52 Jahre nach der Schließung des ursprünglichen Balenciaga-Couture-Ateliers kündigt Balenciaga die Wiederbelebung der Haute Couture an. Mit anderen Worten: Demna Gvasalia wird die Verantwortung für die neue Couture-Linie des Hauses übernehmen. Zu diesem Anlass hat Balenciaga eine neue Couture-Werkstatt eingerichtet, die auf der alten Balenciaga-Werkstatt in der Avenue Georges V 10 in Paris basiert.

Die Geschichte lehrt uns, dass die Couture in historischen Modehäusern - Chanel, Dior, Givenchy - oft eine Kombination aus jahrzehntelanger Modetradition und der zeitgenössischen Vision des Chefdesigners ist. Das Haus Balenciaga hat eine reiche Geschichte von Silhouetten: vom typischen Anzug mit skulpturalem Schnitt bis hin zu voluminösen Abendkleidern. Aber auch der ehemalige Vetements-Designer Gvasalia hat eine eindringliche Handschrift, wenn auch eine eher straßennahe.

Die Kombination ist nicht neu: Gvasalia entwirft seit mehreren Jahren die Konfektionskollektionen für Balenciaga. Aber die Haute Couture hat einen anderen Status und – nicht unwichtig – einen anderen Kundenstamm. Sie erfordert richtungsweisende Ideen und herausragende Handwerkskunst. Wie wird Gvasalia diesem Anspruch gerecht? FashionUnited skizziert die Möglichkeiten anhand von zwei eigenwilligen Werken.

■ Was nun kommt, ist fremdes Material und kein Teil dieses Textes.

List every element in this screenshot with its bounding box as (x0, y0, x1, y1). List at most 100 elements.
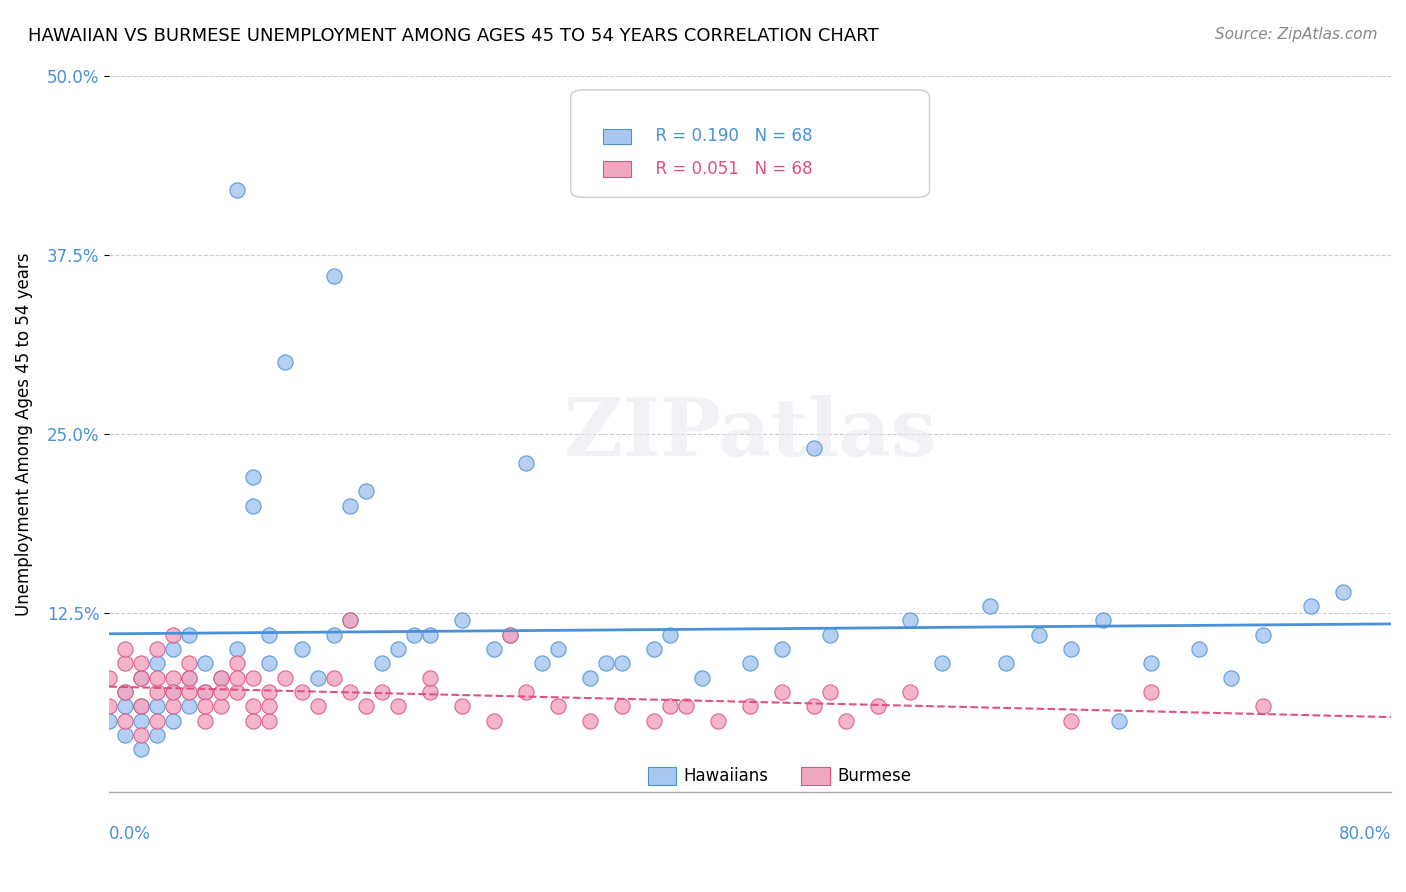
Point (818, 628, 841, 642)
Point (482, 642, 505, 657)
Point (931, 657, 953, 671)
Point (129, 714, 152, 728)
Point (1139, 657, 1161, 671)
Point (129, 699, 152, 714)
Point (1188, 642, 1211, 657)
Point (995, 657, 1018, 671)
Point (898, 685, 921, 699)
Point (499, 628, 522, 642)
Point (114, 714, 136, 728)
Point (803, 699, 825, 714)
Point (979, 599, 1001, 613)
Point (818, 685, 841, 699)
Point (1251, 628, 1274, 642)
Point (1059, 714, 1081, 728)
Point (595, 657, 617, 671)
Point (547, 699, 569, 714)
Point (179, 671, 201, 685)
Point (194, 699, 217, 714)
Text: Hawaiians: Hawaiians (683, 767, 769, 785)
Point (322, 269, 344, 284)
Point (643, 642, 665, 657)
Point (259, 699, 281, 714)
Point (740, 657, 762, 671)
Point (898, 613, 921, 627)
Point (146, 642, 169, 657)
Point (242, 470, 264, 484)
Point (162, 714, 184, 728)
Text: R = 0.190   N = 68: R = 0.190 N = 68 (645, 128, 813, 145)
Point (803, 442, 825, 456)
Point (114, 685, 136, 699)
Point (290, 642, 312, 657)
Point (354, 699, 377, 714)
Point (322, 628, 344, 642)
Point (450, 699, 472, 714)
Point (290, 685, 312, 699)
Point (129, 742, 152, 756)
Point (114, 699, 136, 714)
Y-axis label: Unemployment Among Ages 45 to 54 years: Unemployment Among Ages 45 to 54 years (15, 252, 32, 615)
Point (209, 671, 232, 685)
Point (1299, 599, 1322, 613)
Point (194, 685, 217, 699)
Point (259, 685, 281, 699)
Point (242, 671, 264, 685)
Point (274, 671, 297, 685)
FancyBboxPatch shape (603, 161, 631, 177)
Point (579, 714, 602, 728)
Point (770, 642, 793, 657)
Point (707, 714, 730, 728)
FancyBboxPatch shape (603, 128, 631, 145)
Point (1091, 613, 1114, 627)
Point (610, 657, 633, 671)
Point (354, 484, 377, 499)
Point (98, 699, 121, 714)
Point (643, 714, 665, 728)
Point (339, 499, 361, 513)
Point (482, 714, 505, 728)
Point (242, 699, 264, 714)
Point (98, 714, 121, 728)
Point (259, 628, 281, 642)
Text: 80.0%: 80.0% (1339, 825, 1391, 843)
Point (146, 685, 169, 699)
Point (402, 628, 425, 642)
Point (370, 685, 392, 699)
Point (387, 642, 409, 657)
Text: Burmese: Burmese (838, 767, 911, 785)
Point (194, 657, 217, 671)
Point (579, 671, 602, 685)
Point (114, 657, 136, 671)
Point (659, 628, 682, 642)
Point (1108, 714, 1130, 728)
Point (370, 657, 392, 671)
Point (450, 613, 472, 627)
Point (179, 699, 201, 714)
Point (162, 685, 184, 699)
Point (129, 699, 152, 714)
Point (179, 671, 201, 685)
Point (419, 671, 441, 685)
Point (835, 714, 858, 728)
Point (242, 714, 264, 728)
Point (129, 671, 152, 685)
Point (114, 642, 136, 657)
Point (419, 685, 441, 699)
Point (146, 671, 169, 685)
Point (146, 728, 169, 742)
Point (98, 671, 121, 685)
Point (1331, 584, 1354, 599)
Point (740, 699, 762, 714)
Point (162, 699, 184, 714)
Point (146, 657, 169, 671)
Point (1028, 628, 1050, 642)
Point (659, 699, 682, 714)
Point (129, 728, 152, 742)
Point (114, 728, 136, 742)
Point (419, 628, 441, 642)
Point (129, 671, 152, 685)
Point (770, 685, 793, 699)
Point (179, 628, 201, 642)
Point (339, 685, 361, 699)
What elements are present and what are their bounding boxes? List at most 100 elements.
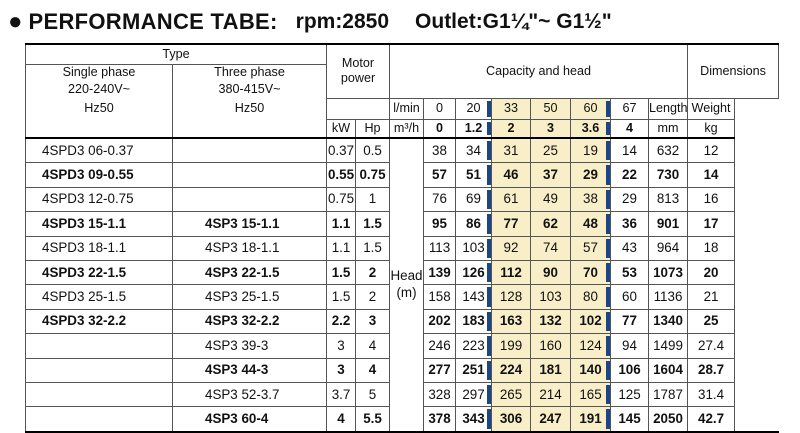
head-value: 95 bbox=[423, 211, 456, 237]
head-value: 38 bbox=[423, 138, 456, 164]
kw-value: 0.37 bbox=[326, 138, 356, 164]
table-row: 4SPD3 09-0.55 0.55 0.75 57 51 46 37 29 22 730 14 bbox=[25, 162, 779, 188]
single-phase-model bbox=[25, 406, 173, 432]
head-value: 43 bbox=[610, 236, 649, 261]
single-phase-model: 4SPD3 15-1.1 bbox=[25, 211, 173, 237]
head-value: 25 bbox=[530, 138, 571, 164]
length-header: Length bbox=[647, 98, 689, 120]
head-value: 145 bbox=[610, 406, 649, 432]
table-row: 4SPD3 32-2.2 4SP3 32-2.2 2.2 3 202 183 163 132 1… bbox=[25, 309, 779, 335]
head-value: 125 bbox=[610, 382, 649, 408]
weight-value: 17 bbox=[687, 211, 736, 237]
table-row: 4SPD3 22-1.5 4SP3 22-1.5 1.5 2 139 126 112 90 70… bbox=[25, 260, 779, 286]
head-value: 378 bbox=[423, 406, 456, 432]
three-phase-header: Three phase bbox=[172, 64, 327, 81]
flow-marker bbox=[487, 238, 491, 258]
weight-value: 14 bbox=[687, 162, 736, 188]
weight-value: 16 bbox=[687, 187, 736, 213]
head-value: 214 bbox=[530, 382, 571, 408]
head-value: 92 bbox=[491, 236, 531, 261]
head-value: 165 bbox=[570, 382, 611, 408]
flow-m3h-1: 1.2 bbox=[455, 119, 492, 139]
kw-value: 2.2 bbox=[326, 309, 356, 335]
performance-table: Type Motor power Capacity and head Dimens… bbox=[25, 43, 780, 433]
hp-value: 1 bbox=[355, 187, 390, 213]
kw-value: 3 bbox=[326, 333, 356, 359]
hp-value: 0.5 bbox=[355, 138, 390, 164]
m3h-unit: m³/h bbox=[389, 119, 424, 139]
length-value: 1340 bbox=[647, 309, 689, 335]
kw-value: 1.1 bbox=[326, 236, 356, 261]
flow-lmin-2: 33 bbox=[491, 98, 531, 120]
kw-value: 3.7 bbox=[326, 382, 356, 408]
head-value: 37 bbox=[530, 162, 571, 188]
weight-value: 25 bbox=[687, 309, 736, 335]
head-value: 14 bbox=[610, 138, 649, 164]
head-label: Head (m) bbox=[389, 138, 424, 433]
weight-value: 18 bbox=[687, 236, 736, 261]
head-value: 112 bbox=[491, 260, 531, 286]
head-value: 94 bbox=[610, 333, 649, 359]
head-value: 69 bbox=[455, 187, 492, 213]
hp-value: 1.5 bbox=[355, 211, 390, 237]
flow-marker bbox=[606, 214, 610, 234]
head-value: 247 bbox=[530, 406, 571, 432]
head-value: 158 bbox=[423, 284, 456, 310]
flow-marker bbox=[606, 100, 610, 117]
three-voltage: 380-415V~ bbox=[172, 81, 327, 98]
head-value: 224 bbox=[491, 358, 531, 383]
flow-lmin-3: 50 bbox=[530, 98, 571, 120]
single-phase-model bbox=[25, 382, 173, 408]
single-phase-model: 4SPD3 32-2.2 bbox=[25, 309, 173, 335]
flow-marker bbox=[487, 121, 491, 135]
flow-marker bbox=[606, 189, 610, 210]
head-value: 29 bbox=[570, 162, 611, 188]
page-title: ● PERFORMANCE TABE: rpm:2850 Outlet:G1¼"… bbox=[8, 4, 612, 40]
capacity-head-header: Capacity and head bbox=[388, 44, 689, 99]
flow-marker bbox=[606, 121, 610, 135]
three-phase-model bbox=[172, 138, 327, 164]
head-value: 128 bbox=[491, 284, 531, 310]
flow-marker bbox=[606, 238, 610, 258]
flow-marker bbox=[487, 311, 491, 332]
three-phase-model: 4SP3 32-2.2 bbox=[172, 309, 327, 335]
length-value: 1787 bbox=[647, 382, 689, 408]
head-value: 183 bbox=[455, 309, 492, 335]
weight-value: 28.7 bbox=[687, 358, 736, 383]
flow-marker bbox=[487, 262, 491, 283]
flow-marker bbox=[606, 409, 610, 429]
head-value: 36 bbox=[610, 211, 649, 237]
head-value: 60 bbox=[610, 284, 649, 310]
head-value: 102 bbox=[570, 309, 611, 335]
head-value: 70 bbox=[570, 260, 611, 286]
head-value: 77 bbox=[491, 211, 531, 237]
hp-value: 5.5 bbox=[355, 406, 390, 432]
head-value: 46 bbox=[491, 162, 531, 188]
length-value: 901 bbox=[647, 211, 689, 237]
hp-value: 0.75 bbox=[355, 162, 390, 188]
flow-marker bbox=[487, 214, 491, 234]
flow-marker bbox=[606, 336, 610, 356]
head-value: 76 bbox=[423, 187, 456, 213]
flow-marker bbox=[487, 336, 491, 356]
flow-marker bbox=[606, 141, 610, 161]
flow-marker bbox=[606, 165, 610, 185]
head-value: 61 bbox=[491, 187, 531, 213]
head-value: 19 bbox=[570, 138, 611, 164]
single-phase-model: 4SPD3 09-0.55 bbox=[25, 162, 173, 188]
three-phase-model: 4SP3 18-1.1 bbox=[172, 236, 327, 261]
table-row: 4SPD3 18-1.1 4SP3 18-1.1 1.1 1.5 113 103 92 74 5… bbox=[25, 236, 779, 261]
flow-marker bbox=[487, 100, 491, 117]
head-value: 57 bbox=[423, 162, 456, 188]
head-value: 126 bbox=[455, 260, 492, 286]
single-phase-model: 4SPD3 18-1.1 bbox=[25, 236, 173, 261]
head-value: 103 bbox=[455, 236, 492, 261]
three-phase-model: 4SP3 15-1.1 bbox=[172, 211, 327, 237]
head-value: 297 bbox=[455, 382, 492, 408]
flow-marker bbox=[487, 384, 491, 405]
hp-value: 4 bbox=[355, 358, 390, 383]
table-row: 4SPD3 15-1.1 4SP3 15-1.1 1.1 1.5 95 86 77 62 48 3… bbox=[25, 211, 779, 237]
three-phase-model bbox=[172, 187, 327, 213]
flow-lmin-1: 20 bbox=[455, 98, 492, 120]
head-value: 199 bbox=[491, 333, 531, 359]
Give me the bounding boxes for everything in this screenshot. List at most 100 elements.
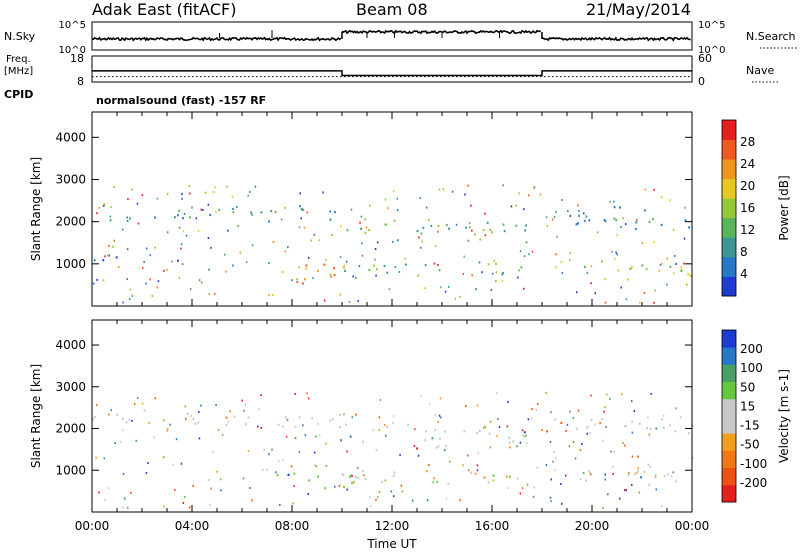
sparse-echo <box>686 283 688 286</box>
freq-nave-panel: 18 8 60 0 <box>70 52 780 88</box>
sparse-echo <box>227 420 230 423</box>
sparse-echo <box>604 478 607 481</box>
sparse-echo <box>257 425 259 428</box>
colorbar-swatch <box>722 178 736 199</box>
sparse-echo <box>533 486 536 489</box>
sparse-echo <box>369 496 371 499</box>
sparse-echo <box>338 485 341 487</box>
echo-cell <box>154 216 156 219</box>
sparse-echo <box>673 272 675 275</box>
sparse-echo <box>483 426 485 429</box>
echo-cell <box>463 430 466 433</box>
sparse-echo <box>631 400 633 403</box>
sparse-echo <box>653 301 655 304</box>
sparse-echo <box>282 458 284 461</box>
sparse-echo <box>471 229 473 232</box>
sparse-echo <box>181 198 183 200</box>
sparse-echo <box>280 218 283 221</box>
noise-line <box>91 36 342 42</box>
sparse-echo <box>141 194 144 197</box>
echo-cell <box>357 477 360 480</box>
sparse-echo <box>426 499 429 502</box>
sparse-echo <box>242 477 245 480</box>
noise-right-tick: 10^5 <box>698 20 725 31</box>
sparse-echo <box>356 467 358 470</box>
sparse-echo <box>154 246 156 249</box>
echo-cell <box>270 210 273 213</box>
sparse-echo <box>98 206 100 209</box>
sparse-echo <box>197 230 200 232</box>
sparse-echo <box>341 473 343 475</box>
echo-cell <box>186 412 189 415</box>
sparse-echo <box>213 292 216 295</box>
sparse-echo <box>654 289 656 292</box>
sparse-echo <box>119 440 122 443</box>
sparse-echo <box>495 271 498 274</box>
sparse-echo <box>96 278 98 281</box>
sparse-echo <box>476 464 479 467</box>
echo-cell <box>92 418 94 421</box>
sparse-echo <box>510 205 513 208</box>
echo-cell <box>576 427 578 430</box>
sparse-echo <box>184 496 186 498</box>
sparse-echo <box>622 442 624 444</box>
sparse-echo <box>167 231 169 234</box>
colorbar-frame <box>721 329 737 503</box>
sparse-echo <box>346 488 348 491</box>
echo-cell <box>669 265 672 268</box>
sparse-echo <box>484 476 486 479</box>
sparse-echo <box>606 393 608 396</box>
sparse-echo <box>612 473 614 475</box>
echo-cell <box>478 429 481 433</box>
echo-cell <box>329 419 331 422</box>
sparse-echo <box>434 413 437 416</box>
sparse-echo <box>478 261 481 264</box>
sparse-echo <box>329 273 332 276</box>
sparse-echo <box>131 188 133 191</box>
echo-cell <box>524 435 526 438</box>
sparse-echo <box>114 442 116 444</box>
echo-cell <box>439 437 441 440</box>
y-axis-label: Slant Range [km] <box>29 157 43 261</box>
echo-cell <box>182 217 184 220</box>
sparse-echo <box>674 254 676 257</box>
sparse-echo <box>343 266 345 269</box>
echo-cell <box>631 420 634 423</box>
echo-cell <box>627 474 630 477</box>
echo-cell <box>362 440 364 443</box>
sparse-echo <box>411 499 414 502</box>
y-tick-label: 2000 <box>55 215 86 229</box>
echo-cell <box>129 217 131 220</box>
echo-cell <box>386 425 388 429</box>
sparse-echo <box>142 267 144 269</box>
sparse-echo <box>131 419 133 422</box>
echo-cell <box>437 445 440 448</box>
sparse-echo <box>622 217 624 220</box>
sparse-echo <box>318 239 320 242</box>
sparse-echo <box>96 404 98 407</box>
sparse-echo <box>539 193 542 196</box>
sparse-echo <box>569 410 571 413</box>
sparse-echo <box>331 234 333 236</box>
sparse-echo <box>198 279 201 282</box>
echo-cell <box>444 445 447 448</box>
noise-frame <box>91 21 693 51</box>
echo-cell <box>578 214 580 217</box>
echo-cell <box>368 228 371 232</box>
colorbar-swatch <box>722 467 736 486</box>
echo-cell <box>358 265 361 268</box>
sparse-echo <box>263 449 265 451</box>
sparse-echo <box>181 263 184 266</box>
sparse-echo <box>536 466 539 469</box>
echo-cell <box>345 423 347 427</box>
sparse-echo <box>151 294 153 297</box>
sparse-echo <box>129 288 132 291</box>
sparse-echo <box>477 452 480 455</box>
echo-cell <box>260 211 263 214</box>
sparse-echo <box>425 206 428 209</box>
sparse-echo <box>489 420 492 423</box>
echo-cell <box>407 423 409 426</box>
freq-left-tick: 18 <box>70 52 84 65</box>
echo-cell <box>425 430 427 433</box>
sparse-echo <box>526 483 529 486</box>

Modell in Balenciaga-Abendkleid, 1959. Foto: Interkontinental/AFP

Das Erbe: Balenciagas skulpturale Weiblichkeit

Der spanische Couturier Cristóbal Balenciaga eröffnete 1937 sein Pariser Couture-Haus. Die Stadt der Lichter wimmelte von erfolgreichen Couturiers, aber Balenciaga unterschied sich von seinen Kollegen durch die architektonische Qualität seiner Arbeit. Balenciagas Abendkleider sind nicht anmutig und zart wie die von Madeleine Vionnet oder verspielt und narrativ wie die von Elsa Schiaparelli. Seine Entwürfe sind abstrakter, steifer, aus schweren Stoffen wie Taft-Seide und Satin um den Körper der Frau herum modelliert. Seine Entwürfe enthalten auch oft Verweise auf seinen spanischen Hintergrund, wie Rüschen und schwarze Spitze.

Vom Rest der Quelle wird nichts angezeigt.